А потом уже начинается практика, труд. И все же, хотя и богатый опыт у Адама Скорины, не может он разгадать людей до конца.
«И самым трудным было для него понять тех людей, которых он знал, что они важные, всем известные сейчас люди.
...Нищий боялся надоедать таким людям приставаниями, потому что всегда ошибался в своих суждениям о них».
Вот идет старенький, «но статный и легкий на подъем, приятный с виду профессор-коммунист Старобыльский». Взглянул опытный нищий на задумавшуюся, склонившуюся голову с рыжими лохматыми бровями и решил, что удачи не будет: «...даже ростом уменьшился и подался назад».
«А Старобыльский приостановился, не спеша достал портмоне» и т.д.
На горизонте появился новый «клиент». В коричневом заграничном пальто и в фасонистой шляпе — «бывший эконом графов Чапских. Теперь он был коммунистом и комиссаром».
И старик-калека Адам Скорина, вспомнив, что и он сам — бывший слуга того же графа Чапского, «радостно переставил свои «костыли» ближе к дорожке».
Однако товарищ Ботяновский зло взглянул на «старого знакомого» и пошел, «будто его обидели».
И Адам снова вздохнул, растерявшись перед неразгаданностью людей...
Нет, автор не вкладывает чрезмерно обобщенный смысл в свои наблюдения и в такие «зарисовки с натуры».
Но не смотреть, не думать над всем тем, не искать объяснений он не может, потому что он художник, а поэтому действительность, впечатления от нее имеют особенную власть над его мыслями, чувствами, памятью. Для писателя, для серьезной литературы — после Толстого, Достоевского, Чехова — нравственная атмосфера революции не могла быть вопросом второстепенным, мелочным. Ни для Горького, ни для Горецкого.
Они могли ошибаться, но не смотреть в ту сторону, не разгадывать «неразгаданных» не могли.
И, как время засвидетельствовало, современный опыт (и вчерашний) нашей литературы — этот, такой взгляд в глубину человека был и остается обязанностью настоящей литературы.
***
В повести «Две души» (1918—1919) М. Горецкий пишет, рисует неожиданную для него романтизированную историю — как бы современный вариант твеновского «Принца и нищего». Обдиралович, помещик «среднего достатка», взял маленькому сыну, который остался без матери, кормилицу, «тихую, молчаливую и послушную бабу». А та умная и послушная взяла да и подменила детей: своего Василя называть стала Игнатиком, выдала за Игнатика, а помещичий Игнатик стал расти, как мужицкий сын.

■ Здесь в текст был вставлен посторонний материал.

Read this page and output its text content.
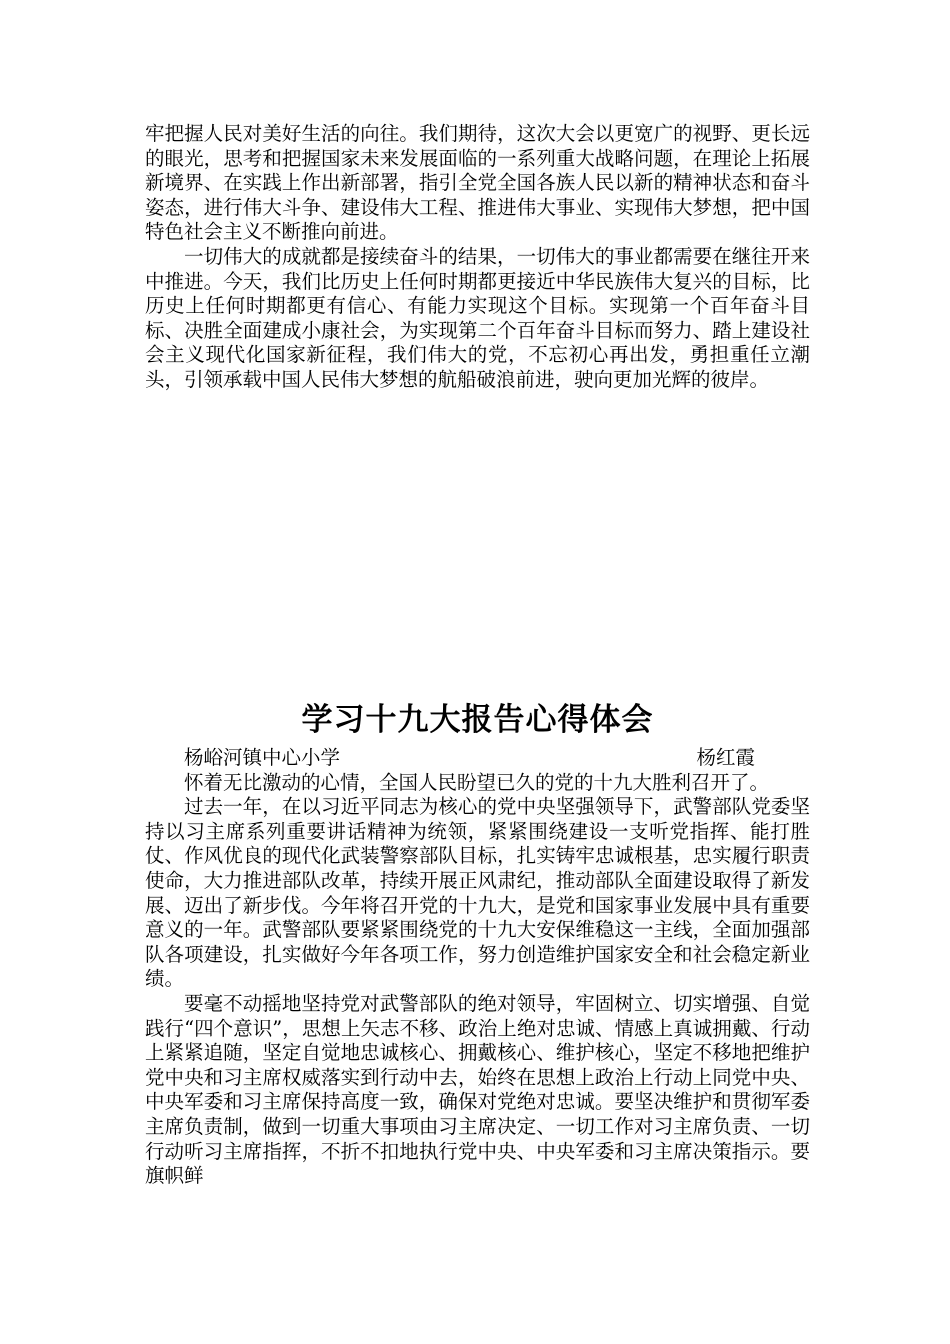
牢把握人民对美好生活的向往。我们期待，这次大会以更宽广的视野、更长远的眼光，思考和把握国家未来发展面临的一系列重大战略问题，在理论上拓展新境界、在实践上作出新部署，指引全党全国各族人民以新的精神状态和奋斗姿态，进行伟大斗争、建设伟大工程、推进伟大事业、实现伟大梦想，把中国特色社会主义不断推向前进。

一切伟大的成就都是接续奋斗的结果，一切伟大的事业都需要在继往开来中推进。今天，我们比历史上任何时期都更接近中华民族伟大复兴的目标，比历史上任何时期都更有信心、有能力实现这个目标。实现第一个百年奋斗目标、决胜全面建成小康社会，为实现第二个百年奋斗目标而努力、踏上建设社会主义现代化国家新征程，我们伟大的党，不忘初心再出发，勇担重任立潮头，引领承载中国人民伟大梦想的航船破浪前进，驶向更加光辉的彼岸。

学习十九大报告心得体会
杨峪河镇中心小学	杨红霞

怀着无比激动的心情，全国人民盼望已久的党的十九大胜利召开了。

过去一年，在以习近平同志为核心的党中央坚强领导下，武警部队党委坚持以习主席系列重要讲话精神为统领，紧紧围绕建设一支听党指挥、能打胜仗、作风优良的现代化武装警察部队目标，扎实铸牢忠诚根基，忠实履行职责使命，大力推进部队改革，持续开展正风肃纪，推动部队全面建设取得了新发展、迈出了新步伐。今年将召开党的十九大，是党和国家事业发展中具有重要意义的一年。武警部队要紧紧围绕党的十九大安保维稳这一主线，全面加强部队各项建设，扎实做好今年各项工作，努力创造维护国家安全和社会稳定新业绩。

要毫不动摇地坚持党对武警部队的绝对领导，牢固树立、切实增强、自觉践行“四个意识”，思想上矢志不移、政治上绝对忠诚、情感上真诚拥戴、行动上紧紧追随，坚定自觉地忠诚核心、拥戴核心、维护核心，坚定不移地把维护党中央和习主席权威落实到行动中去，始终在思想上政治上行动上同党中央、中央军委和习主席保持高度一致，确保对党绝对忠诚。要坚决维护和贯彻军委主席负责制，做到一切重大事项由习主席决定、一切工作对习主席负责、一切行动听习主席指挥，不折不扣地执行党中央、中央军委和习主席决策指示。要旗帜鲜
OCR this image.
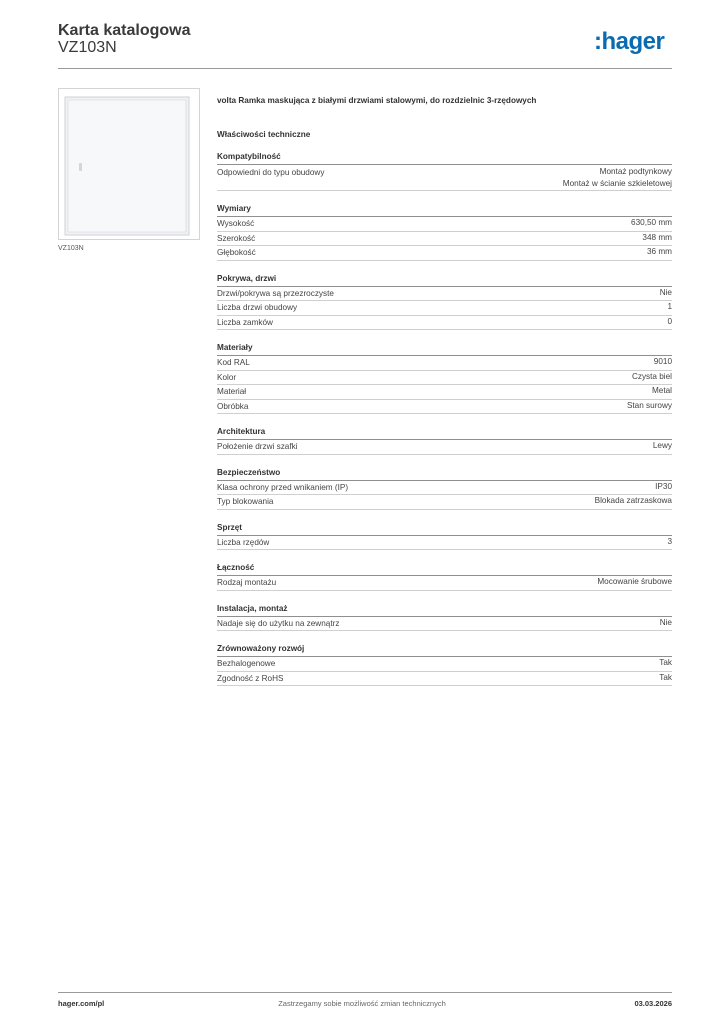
Karta katalogowa
VZ103N	:hager
VZ103N
volta Ramka maskująca z białymi drzwiami stalowymi, do rozdzielnic 3-rzędowych
Właściwości techniczne
Kompatybilność
Odpowiedni do typu obudowy	Montaż podtynkowy
Montaż w ścianie szkieletowej
Wymiary
Wysokość	630,50 mm
Szerokość	348 mm
Głębokość	36 mm
Pokrywa, drzwi
Drzwi/pokrywa są przezroczyste	Nie
Liczba drzwi obudowy	1
Liczba zamków	0
Materiały
Kod RAL	9010
Kolor	Czysta biel
Materiał	Metal
Obróbka	Stan surowy
Architektura
Położenie drzwi szafki	Lewy
Bezpieczeństwo
Klasa ochrony przed wnikaniem (IP)	IP30
Typ blokowania	Blokada zatrzaskowa
Sprzęt
Liczba rzędów	3
Łączność
Rodzaj montażu	Mocowanie śrubowe
Instalacja, montaż
Nadaje się do użytku na zewnątrz	Nie
Zrównoważony rozwój
Bezhalogenowe	Tak
Zgodność z RoHS	Tak
hager.com/pl	Zastrzegamy sobie możliwość zmian technicznych	03.03.2026
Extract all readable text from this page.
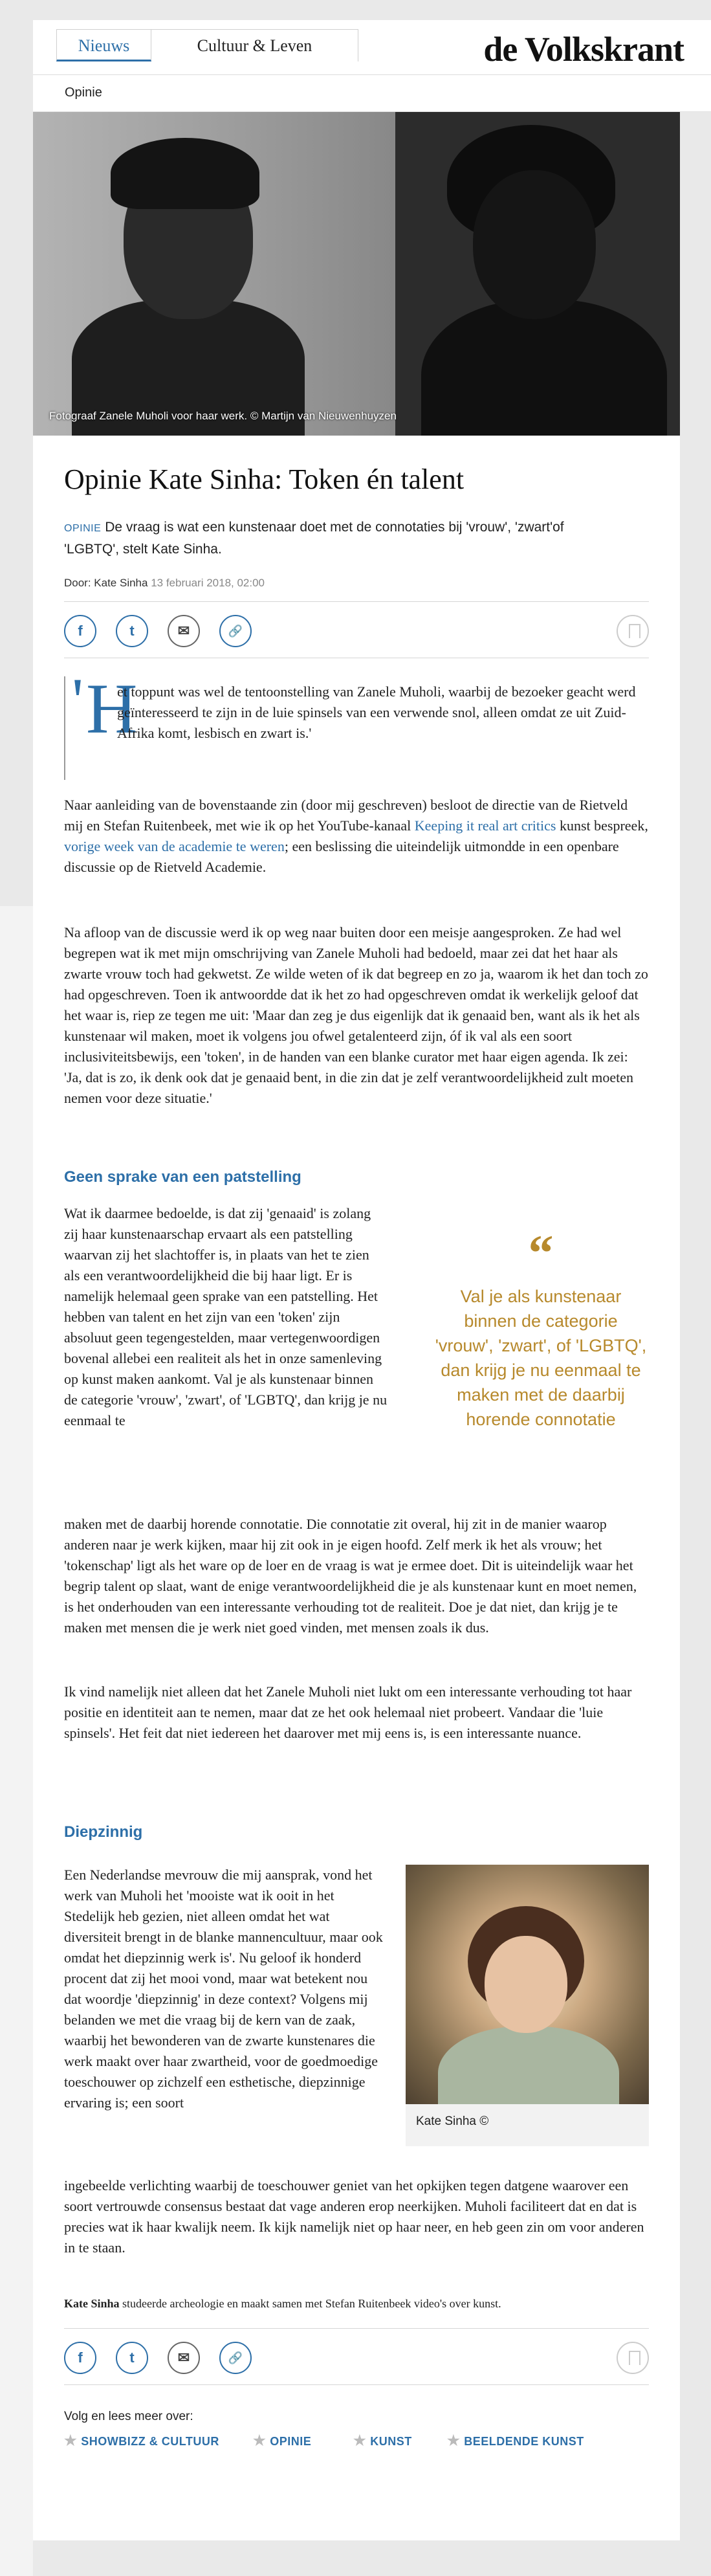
Nieuws	Cultuur & Leven	de Volkskrant
Opinie
Fotograaf Zanele Muholi voor haar werk. © Martijn van Nieuwenhuyzen
Opinie Kate Sinha: Token én talent
OPINIE De vraag is wat een kunstenaar doet met de connotaties bij 'vrouw', 'zwart'of 'LGBTQ', stelt Kate Sinha.
Door: Kate Sinha 13 februari 2018, 02:00
f	t	✉	🔗
' H
et toppunt was wel de tentoonstelling van Zanele Muholi, waarbij de bezoeker geacht werd geïnteresseerd te zijn in de luie spinsels van een verwende snol, alleen omdat ze uit Zuid-Afrika komt, lesbisch en zwart is.'
Naar aanleiding van de bovenstaande zin (door mij geschreven) besloot de directie van de Rietveld mij en Stefan Ruitenbeek, met wie ik op het YouTube-kanaal Keeping it real art critics kunst bespreek, vorige week van de academie te weren; een beslissing die uiteindelijk uitmondde in een openbare discussie op de Rietveld Academie.
Na afloop van de discussie werd ik op weg naar buiten door een meisje aangesproken. Ze had wel begrepen wat ik met mijn omschrijving van Zanele Muholi had bedoeld, maar zei dat het haar als zwarte vrouw toch had gekwetst. Ze wilde weten of ik dat begreep en zo ja, waarom ik het dan toch zo had opgeschreven. Toen ik antwoordde dat ik het zo had opgeschreven omdat ik werkelijk geloof dat het waar is, riep ze tegen me uit: 'Maar dan zeg je dus eigenlijk dat ik genaaid ben, want als ik het als kunstenaar wil maken, moet ik volgens jou ofwel getalenteerd zijn, óf ik val als een soort inclusiviteitsbewijs, een 'token', in de handen van een blanke curator met haar eigen agenda. Ik zei: 'Ja, dat is zo, ik denk ook dat je genaaid bent, in die zin dat je zelf verantwoordelijkheid zult moeten nemen voor deze situatie.'
Geen sprake van een patstelling
Wat ik daarmee bedoelde, is dat zij 'genaaid' is zolang zij haar kunstenaarschap ervaart als een patstelling waarvan zij het slachtoffer is, in plaats van het te zien als een verantwoordelijkheid die bij haar ligt. Er is namelijk helemaal geen sprake van een patstelling. Het hebben van talent en het zijn van een 'token' zijn absoluut geen tegengestelden, maar vertegenwoordigen bovenal allebei een realiteit als het in onze samenleving op kunst maken aankomt. Val je als kunstenaar binnen de categorie 'vrouw', 'zwart', of 'LGBTQ', dan krijg je nu eenmaal te
maken met de daarbij horende connotatie. Die connotatie zit overal, hij zit in de manier waarop anderen naar je werk kijken, maar hij zit ook in je eigen hoofd. Zelf merk ik het als vrouw; het 'tokenschap' ligt als het ware op de loer en de vraag is wat je ermee doet. Dit is uiteindelijk waar het begrip talent op slaat, want de enige verantwoordelijkheid die je als kunstenaar kunt en moet nemen, is het onderhouden van een interessante verhouding tot de realiteit. Doe je dat niet, dan krijg je te maken met mensen die je werk niet goed vinden, met mensen zoals ik dus.
“
Val je als kunstenaar binnen de categorie 'vrouw', 'zwart', of 'LGBTQ', dan krijg je nu eenmaal te maken met de daarbij horende connotatie
Ik vind namelijk niet alleen dat het Zanele Muholi niet lukt om een interessante verhouding tot haar positie en identiteit aan te nemen, maar dat ze het ook helemaal niet probeert. Vandaar die 'luie spinsels'. Het feit dat niet iedereen het daarover met mij eens is, is een interessante nuance.
Diepzinnig
Een Nederlandse mevrouw die mij aansprak, vond het werk van Muholi het 'mooiste wat ik ooit in het Stedelijk heb gezien, niet alleen omdat het wat diversiteit brengt in de blanke mannencultuur, maar ook omdat het diepzinnig werk is'. Nu geloof ik honderd procent dat zij het mooi vond, maar wat betekent nou dat woordje 'diepzinnig' in deze context? Volgens mij belanden we met die vraag bij de kern van de zaak, waarbij het bewonderen van de zwarte kunstenares die werk maakt over haar zwartheid, voor de goedmoedige toeschouwer op zichzelf een esthetische, diepzinnige ervaring is; een soort
ingebeelde verlichting waarbij de toeschouwer geniet van het opkijken tegen datgene waarover een soort vertrouwde consensus bestaat dat vage anderen erop neerkijken. Muholi faciliteert dat en dat is precies wat ik haar kwalijk neem. Ik kijk namelijk niet op haar neer, en heb geen zin om voor anderen in te staan.
Kate Sinha ©
Kate Sinha studeerde archeologie en maakt samen met Stefan Ruitenbeek video's over kunst.
f	t	✉	🔗
Volg en lees meer over:
★ SHOWBIZZ & CULTUUR ★ OPINIE	★ KUNST ★ BEELDENDE KUNST
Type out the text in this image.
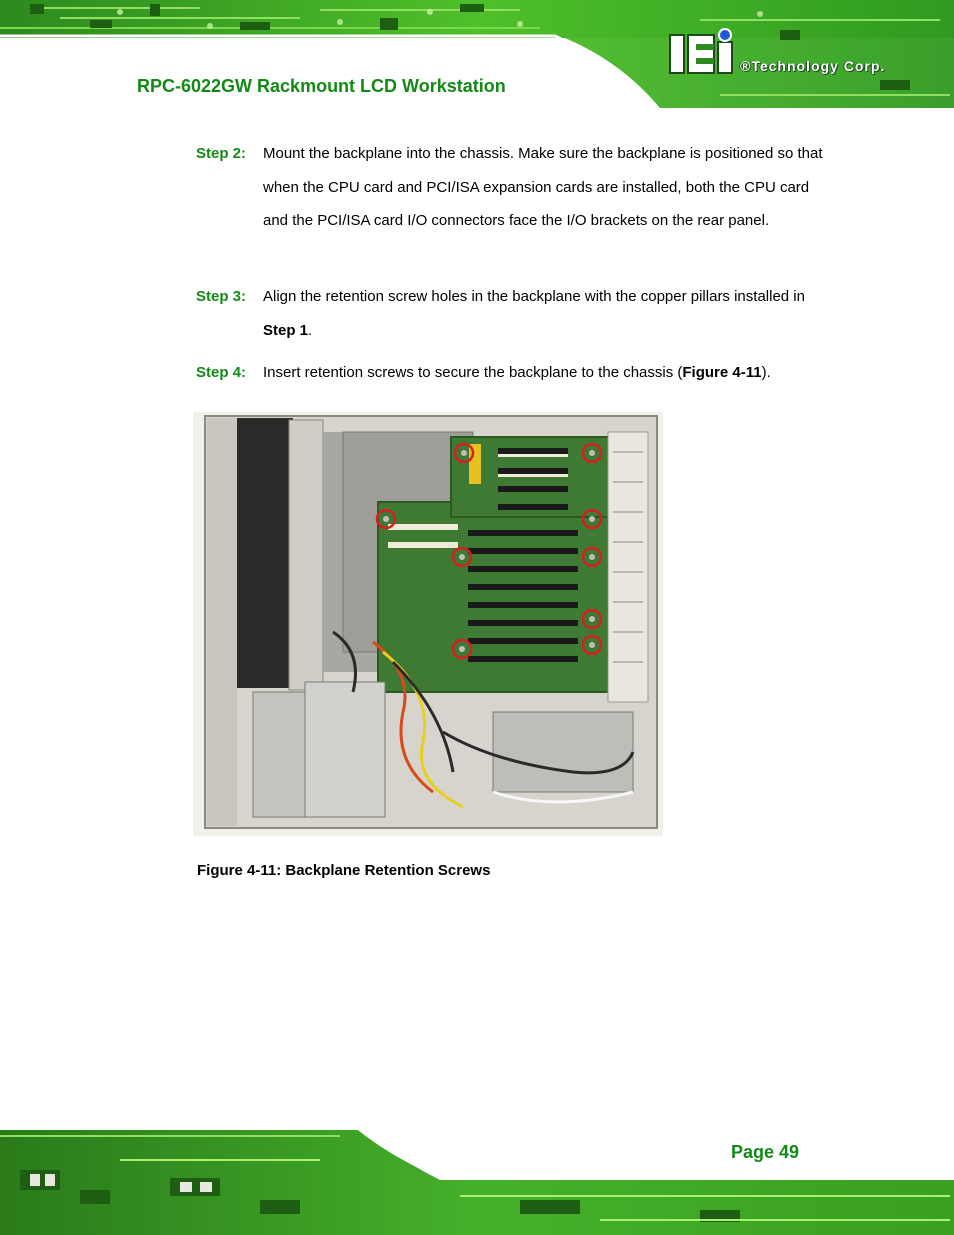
RPC-6022GW Rackmount LCD Workstation
®Technology Corp.
Step 2: Mount the backplane into the chassis. Make sure the backplane is positioned so that when the CPU card and PCI/ISA expansion cards are installed, both the CPU card and the PCI/ISA card I/O connectors face the I/O brackets on the rear panel.
Step 3: Align the retention screw holes in the backplane with the copper pillars installed in Step 1.
Step 4: Insert retention screws to secure the backplane to the chassis (Figure 4-11).
Figure 4-11: Backplane Retention Screws
Page 49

Так и выросли: мужик стал прапорщиком, а помещичий сын — рабочим, большевиком, революционным бойцом.
Не будем долго останавливаться на художественности этой фактически первой (завершенной) повести М. Горецкого. Ни высокой простоты, ни чувства меры, ясности, столь характерной для большинства его рассказов, повестей — ничего этого в повести М. Горецкого «Две души» мы не найдем.
Стиль ее мог бы заинтересовать исследователя, но скорее всего в работе, в которой прослеживалось бы влияние М. Горецкого (кажется, очень сильное, продолжительное, и именно влияние повести «Две души») на Михася Зарецкого — автора «Цветка пожелтевшего» и «Стежек-дорожек». Михась Зарецкий, который столько времени поэтизировал, изучал, экспериментировал — и все вокруг парадокса «двух душ в одной душе», хотя и находился под сильным впечатлением от произведений прежде всего Достоевского, с его темой «двойничества», но, кажется, именно повесть М. Горецкого послужила для него ключом к «новому», «белорусскому» прочтению Достоевского.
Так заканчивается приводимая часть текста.